Qorvo is a global leader in scalable and dynamic RF solutions for mobile, infrastructure, and defense. To ensure quality and compliance to customer specifications, a large number of product devices and die on wafers are tested every day. Typical data sets will contain unusually large or small values when compared with others in that data set, which may or may not pass specification limits.

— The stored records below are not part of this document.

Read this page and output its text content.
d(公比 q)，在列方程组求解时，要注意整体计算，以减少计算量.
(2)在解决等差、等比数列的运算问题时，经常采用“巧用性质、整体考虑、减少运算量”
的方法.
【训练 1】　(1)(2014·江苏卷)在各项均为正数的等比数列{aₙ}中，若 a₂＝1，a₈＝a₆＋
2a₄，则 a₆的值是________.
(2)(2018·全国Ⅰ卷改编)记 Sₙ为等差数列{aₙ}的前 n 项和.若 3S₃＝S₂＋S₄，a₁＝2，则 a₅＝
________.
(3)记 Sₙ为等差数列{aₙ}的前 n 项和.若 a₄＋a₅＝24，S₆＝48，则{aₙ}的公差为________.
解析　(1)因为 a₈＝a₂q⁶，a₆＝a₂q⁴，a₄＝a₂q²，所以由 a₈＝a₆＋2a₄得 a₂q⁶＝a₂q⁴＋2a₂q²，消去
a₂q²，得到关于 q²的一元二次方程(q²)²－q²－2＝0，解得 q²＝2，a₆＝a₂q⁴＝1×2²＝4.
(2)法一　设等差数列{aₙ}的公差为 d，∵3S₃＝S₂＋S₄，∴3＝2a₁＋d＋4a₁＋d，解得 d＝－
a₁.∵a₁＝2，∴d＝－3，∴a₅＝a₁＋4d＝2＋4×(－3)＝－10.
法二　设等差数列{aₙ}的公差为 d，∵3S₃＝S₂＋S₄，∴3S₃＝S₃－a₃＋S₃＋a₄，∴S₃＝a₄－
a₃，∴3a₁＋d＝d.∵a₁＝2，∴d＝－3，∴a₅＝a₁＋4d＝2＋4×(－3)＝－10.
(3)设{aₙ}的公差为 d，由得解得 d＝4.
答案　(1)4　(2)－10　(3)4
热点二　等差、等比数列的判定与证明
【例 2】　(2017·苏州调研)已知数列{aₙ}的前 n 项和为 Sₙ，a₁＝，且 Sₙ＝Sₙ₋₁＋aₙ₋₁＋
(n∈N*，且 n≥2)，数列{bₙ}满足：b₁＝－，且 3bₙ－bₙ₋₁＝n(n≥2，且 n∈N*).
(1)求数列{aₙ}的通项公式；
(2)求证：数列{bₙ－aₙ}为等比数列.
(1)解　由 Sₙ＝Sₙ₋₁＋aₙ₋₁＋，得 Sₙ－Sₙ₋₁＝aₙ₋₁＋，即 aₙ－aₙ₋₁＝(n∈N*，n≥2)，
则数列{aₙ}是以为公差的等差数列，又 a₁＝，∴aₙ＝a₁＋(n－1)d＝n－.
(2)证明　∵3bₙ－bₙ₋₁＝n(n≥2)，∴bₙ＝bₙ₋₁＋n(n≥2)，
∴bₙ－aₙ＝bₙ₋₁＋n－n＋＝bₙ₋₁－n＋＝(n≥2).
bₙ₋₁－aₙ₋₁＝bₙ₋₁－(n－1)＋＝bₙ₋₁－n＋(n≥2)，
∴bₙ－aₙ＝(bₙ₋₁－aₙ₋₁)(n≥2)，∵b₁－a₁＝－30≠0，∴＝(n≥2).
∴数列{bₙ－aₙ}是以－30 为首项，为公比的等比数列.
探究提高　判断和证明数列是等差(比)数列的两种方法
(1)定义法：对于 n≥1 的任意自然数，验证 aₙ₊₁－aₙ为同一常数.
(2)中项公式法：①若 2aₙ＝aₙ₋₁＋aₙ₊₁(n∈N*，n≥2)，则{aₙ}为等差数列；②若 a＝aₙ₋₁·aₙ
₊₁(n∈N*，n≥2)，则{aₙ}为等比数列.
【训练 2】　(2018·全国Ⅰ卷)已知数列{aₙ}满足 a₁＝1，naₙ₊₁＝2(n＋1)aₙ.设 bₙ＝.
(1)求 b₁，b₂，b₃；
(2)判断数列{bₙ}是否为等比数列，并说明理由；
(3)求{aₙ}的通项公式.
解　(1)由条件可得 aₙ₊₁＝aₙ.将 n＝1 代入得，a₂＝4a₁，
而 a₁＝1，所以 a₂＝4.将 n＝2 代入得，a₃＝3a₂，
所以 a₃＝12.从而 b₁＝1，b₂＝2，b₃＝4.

Such outliers will have negative effects on data analyses such as cpk-analysis, ANOVA, and regressions. More important, outliers, particularly those passing specification limits, may indicate defective parts or pose a reliability concern. For engineering teams in development and production, it is standard practice to identify or label outliers in their data sets, so that they can be removed to improve data analyses and to protect customers against receiving defective parts. The aim for this paper is to provide product engineering teams at Qorvo with reliable outlier labeling methods particularly for skewed distributions. While the ultimate goal is to label and to remove outliers, we also need to balance this with unnecessary yield loss for the financial bottom line.